Une astuce qui a fait ses preuves dans les maisons picardes: rentrer trois ou quatre jours de consommation à l’intérieur, dans une pièce non humide, avant de les enfourner. Cette phase d’acclimatation abaisse de quelques pourcents l’humidité de surface et facilite l’allumage.

Questions fréquentes

Quel est le prix d’un stère de bois dans l’Oise en ce moment?

En 2026, un stère de bois sec prêt à brûler (moins de 20 % d’humidité) se situe entre 80 et 130 € livré. Le prix varie selon l’essence, la longueur de coupe et la distance de livraison. Le chêne est souvent 10 à 20 € plus cher au stère que le hêtre.

Quel est le prix d’une tonne de bois de chauffage?

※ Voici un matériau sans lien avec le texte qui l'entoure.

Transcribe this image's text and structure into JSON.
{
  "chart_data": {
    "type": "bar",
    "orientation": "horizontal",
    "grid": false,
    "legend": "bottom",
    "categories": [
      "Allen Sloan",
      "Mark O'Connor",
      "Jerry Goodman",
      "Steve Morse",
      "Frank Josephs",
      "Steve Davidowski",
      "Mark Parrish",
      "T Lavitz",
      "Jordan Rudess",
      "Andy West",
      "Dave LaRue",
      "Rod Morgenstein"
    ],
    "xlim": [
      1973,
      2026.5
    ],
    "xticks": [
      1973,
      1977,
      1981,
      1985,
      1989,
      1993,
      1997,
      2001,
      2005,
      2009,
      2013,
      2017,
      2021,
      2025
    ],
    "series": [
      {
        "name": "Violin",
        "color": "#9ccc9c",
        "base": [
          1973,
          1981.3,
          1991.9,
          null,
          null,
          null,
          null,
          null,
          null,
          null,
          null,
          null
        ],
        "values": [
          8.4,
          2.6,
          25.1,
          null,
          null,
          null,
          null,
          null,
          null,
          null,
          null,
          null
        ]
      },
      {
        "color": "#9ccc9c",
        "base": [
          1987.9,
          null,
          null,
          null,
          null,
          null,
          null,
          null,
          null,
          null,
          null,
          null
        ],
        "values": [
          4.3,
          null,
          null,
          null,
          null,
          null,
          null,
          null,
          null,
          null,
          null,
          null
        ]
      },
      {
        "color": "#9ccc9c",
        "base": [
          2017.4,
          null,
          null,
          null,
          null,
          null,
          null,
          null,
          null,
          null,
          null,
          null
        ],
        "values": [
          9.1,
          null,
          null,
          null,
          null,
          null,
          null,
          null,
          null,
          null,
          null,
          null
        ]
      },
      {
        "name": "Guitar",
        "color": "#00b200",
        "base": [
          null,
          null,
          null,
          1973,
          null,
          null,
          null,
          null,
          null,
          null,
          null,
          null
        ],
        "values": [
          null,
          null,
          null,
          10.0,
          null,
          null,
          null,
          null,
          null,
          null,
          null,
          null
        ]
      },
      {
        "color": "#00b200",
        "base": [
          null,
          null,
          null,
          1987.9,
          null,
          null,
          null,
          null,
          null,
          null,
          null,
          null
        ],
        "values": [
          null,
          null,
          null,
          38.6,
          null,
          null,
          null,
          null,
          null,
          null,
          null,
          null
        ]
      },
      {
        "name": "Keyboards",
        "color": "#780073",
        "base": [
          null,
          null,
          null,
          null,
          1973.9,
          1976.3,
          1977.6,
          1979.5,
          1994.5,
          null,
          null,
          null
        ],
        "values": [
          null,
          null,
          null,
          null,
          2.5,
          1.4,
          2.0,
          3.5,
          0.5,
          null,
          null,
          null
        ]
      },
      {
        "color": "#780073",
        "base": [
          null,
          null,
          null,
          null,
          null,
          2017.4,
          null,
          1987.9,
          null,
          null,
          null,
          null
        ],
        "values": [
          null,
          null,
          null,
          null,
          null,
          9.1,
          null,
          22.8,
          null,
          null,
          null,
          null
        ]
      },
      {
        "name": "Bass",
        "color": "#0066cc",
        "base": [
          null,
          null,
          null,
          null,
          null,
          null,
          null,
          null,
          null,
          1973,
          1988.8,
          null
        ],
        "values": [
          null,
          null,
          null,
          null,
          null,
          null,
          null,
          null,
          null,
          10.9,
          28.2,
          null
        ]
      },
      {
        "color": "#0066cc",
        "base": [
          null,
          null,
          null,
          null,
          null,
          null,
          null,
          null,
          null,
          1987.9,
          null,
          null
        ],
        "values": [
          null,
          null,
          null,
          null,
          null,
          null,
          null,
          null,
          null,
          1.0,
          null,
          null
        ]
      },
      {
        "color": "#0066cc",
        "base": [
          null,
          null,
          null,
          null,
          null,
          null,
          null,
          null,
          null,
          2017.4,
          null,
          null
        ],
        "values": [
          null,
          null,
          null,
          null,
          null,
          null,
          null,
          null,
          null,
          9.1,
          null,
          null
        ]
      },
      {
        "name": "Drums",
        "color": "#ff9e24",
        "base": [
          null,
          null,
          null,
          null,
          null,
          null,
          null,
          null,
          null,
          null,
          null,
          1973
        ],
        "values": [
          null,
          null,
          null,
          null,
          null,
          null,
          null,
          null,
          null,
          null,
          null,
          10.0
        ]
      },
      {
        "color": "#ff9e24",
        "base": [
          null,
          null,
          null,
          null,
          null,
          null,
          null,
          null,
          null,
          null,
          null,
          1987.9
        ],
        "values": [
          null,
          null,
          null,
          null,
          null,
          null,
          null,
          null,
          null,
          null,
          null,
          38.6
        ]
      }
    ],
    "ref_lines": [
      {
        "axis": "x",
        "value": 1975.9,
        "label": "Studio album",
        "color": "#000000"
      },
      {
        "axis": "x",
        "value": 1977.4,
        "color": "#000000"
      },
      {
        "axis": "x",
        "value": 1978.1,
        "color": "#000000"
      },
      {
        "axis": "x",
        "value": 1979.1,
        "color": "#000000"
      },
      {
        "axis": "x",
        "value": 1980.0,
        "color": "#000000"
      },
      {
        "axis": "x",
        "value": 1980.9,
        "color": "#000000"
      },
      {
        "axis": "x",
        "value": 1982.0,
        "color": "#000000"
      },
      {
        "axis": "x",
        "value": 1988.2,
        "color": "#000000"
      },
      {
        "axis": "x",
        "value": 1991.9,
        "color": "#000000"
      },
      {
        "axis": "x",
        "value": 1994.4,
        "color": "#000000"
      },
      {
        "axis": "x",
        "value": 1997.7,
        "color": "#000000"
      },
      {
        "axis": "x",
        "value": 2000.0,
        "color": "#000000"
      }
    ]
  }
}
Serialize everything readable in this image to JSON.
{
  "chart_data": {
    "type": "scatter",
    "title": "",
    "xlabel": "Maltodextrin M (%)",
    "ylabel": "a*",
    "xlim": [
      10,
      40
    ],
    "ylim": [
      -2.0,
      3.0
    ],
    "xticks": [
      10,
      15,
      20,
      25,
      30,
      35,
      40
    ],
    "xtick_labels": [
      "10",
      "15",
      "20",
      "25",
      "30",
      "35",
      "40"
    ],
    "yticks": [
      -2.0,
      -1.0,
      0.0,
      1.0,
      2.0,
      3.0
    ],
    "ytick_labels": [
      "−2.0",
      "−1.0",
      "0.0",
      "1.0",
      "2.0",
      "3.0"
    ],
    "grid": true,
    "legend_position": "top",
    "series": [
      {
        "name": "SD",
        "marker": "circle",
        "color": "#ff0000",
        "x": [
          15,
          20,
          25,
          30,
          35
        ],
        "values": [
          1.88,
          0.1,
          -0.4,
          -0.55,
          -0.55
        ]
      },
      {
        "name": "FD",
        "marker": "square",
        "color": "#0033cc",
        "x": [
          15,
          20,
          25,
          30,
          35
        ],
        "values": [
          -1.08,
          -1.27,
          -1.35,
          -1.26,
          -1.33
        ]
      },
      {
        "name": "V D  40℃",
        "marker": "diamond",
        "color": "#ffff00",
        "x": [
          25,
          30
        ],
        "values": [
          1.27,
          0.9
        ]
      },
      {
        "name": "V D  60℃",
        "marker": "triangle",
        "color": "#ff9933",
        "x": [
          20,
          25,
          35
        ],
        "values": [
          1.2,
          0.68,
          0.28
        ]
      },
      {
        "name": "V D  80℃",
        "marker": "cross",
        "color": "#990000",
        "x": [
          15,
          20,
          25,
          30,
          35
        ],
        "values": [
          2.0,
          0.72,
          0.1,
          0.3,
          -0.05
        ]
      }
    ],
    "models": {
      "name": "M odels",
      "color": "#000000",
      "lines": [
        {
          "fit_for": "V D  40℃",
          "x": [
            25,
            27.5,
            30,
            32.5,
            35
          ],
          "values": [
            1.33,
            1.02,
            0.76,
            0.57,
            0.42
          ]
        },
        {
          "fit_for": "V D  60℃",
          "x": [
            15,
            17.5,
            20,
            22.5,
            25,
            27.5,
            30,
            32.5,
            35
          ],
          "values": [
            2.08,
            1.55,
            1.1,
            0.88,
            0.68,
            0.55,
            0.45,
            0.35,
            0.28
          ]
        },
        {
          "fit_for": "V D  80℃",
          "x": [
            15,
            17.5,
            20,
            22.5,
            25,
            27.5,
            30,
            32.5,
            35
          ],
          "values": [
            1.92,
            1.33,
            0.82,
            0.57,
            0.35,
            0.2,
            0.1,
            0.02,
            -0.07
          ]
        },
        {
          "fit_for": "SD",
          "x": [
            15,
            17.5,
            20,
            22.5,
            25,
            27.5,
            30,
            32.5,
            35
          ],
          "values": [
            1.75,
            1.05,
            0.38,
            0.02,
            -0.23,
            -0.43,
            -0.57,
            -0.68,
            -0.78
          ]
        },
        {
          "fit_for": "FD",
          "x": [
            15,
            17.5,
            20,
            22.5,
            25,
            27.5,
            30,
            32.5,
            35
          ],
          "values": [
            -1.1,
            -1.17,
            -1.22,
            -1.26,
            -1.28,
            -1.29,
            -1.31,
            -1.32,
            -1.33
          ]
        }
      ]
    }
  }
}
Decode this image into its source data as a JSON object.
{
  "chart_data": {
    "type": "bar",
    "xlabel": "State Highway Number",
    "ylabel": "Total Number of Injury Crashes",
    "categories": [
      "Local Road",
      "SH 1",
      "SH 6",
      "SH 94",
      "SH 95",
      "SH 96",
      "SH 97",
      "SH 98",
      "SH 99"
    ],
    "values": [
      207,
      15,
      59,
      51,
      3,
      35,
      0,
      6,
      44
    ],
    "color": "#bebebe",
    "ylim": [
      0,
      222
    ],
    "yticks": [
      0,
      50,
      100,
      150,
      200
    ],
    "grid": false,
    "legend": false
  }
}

Une tonne de granulés ENplus coûte entre 350 et 500 € livrée dans l’Oise. Pour les bûches, une tonne de bois sec équivaut environ à 0,7 stère, mais le prix se calcule au volume, pas au poids. Payer à la tonne pour des bûches n’a pas de sens économique.

Comment stocker mon bois de chauffage?

Sous un abri ventilé à trois faces, surélevé de 10 cm, pilez les bûches dans le sens du vent dominant. Ne jamais couvrir avec une bâche hermétique qui emprisonne l’humidité. Rentrez quelques bûches à l’intérieur quelques jours avant de les brûler.

Pourquoi le taux d’humidité est crucial pour le prix?

Un bois à 35 % d’humidité perd un tiers de son énergie utile en évaporation. Le prix apparent bas ne compense pas la surconsommation, le ramonage plus fréquent et l’encrassement. Exiger un taux inférieur à 20 %, c’est protéger le rendement et la longévité du poêle.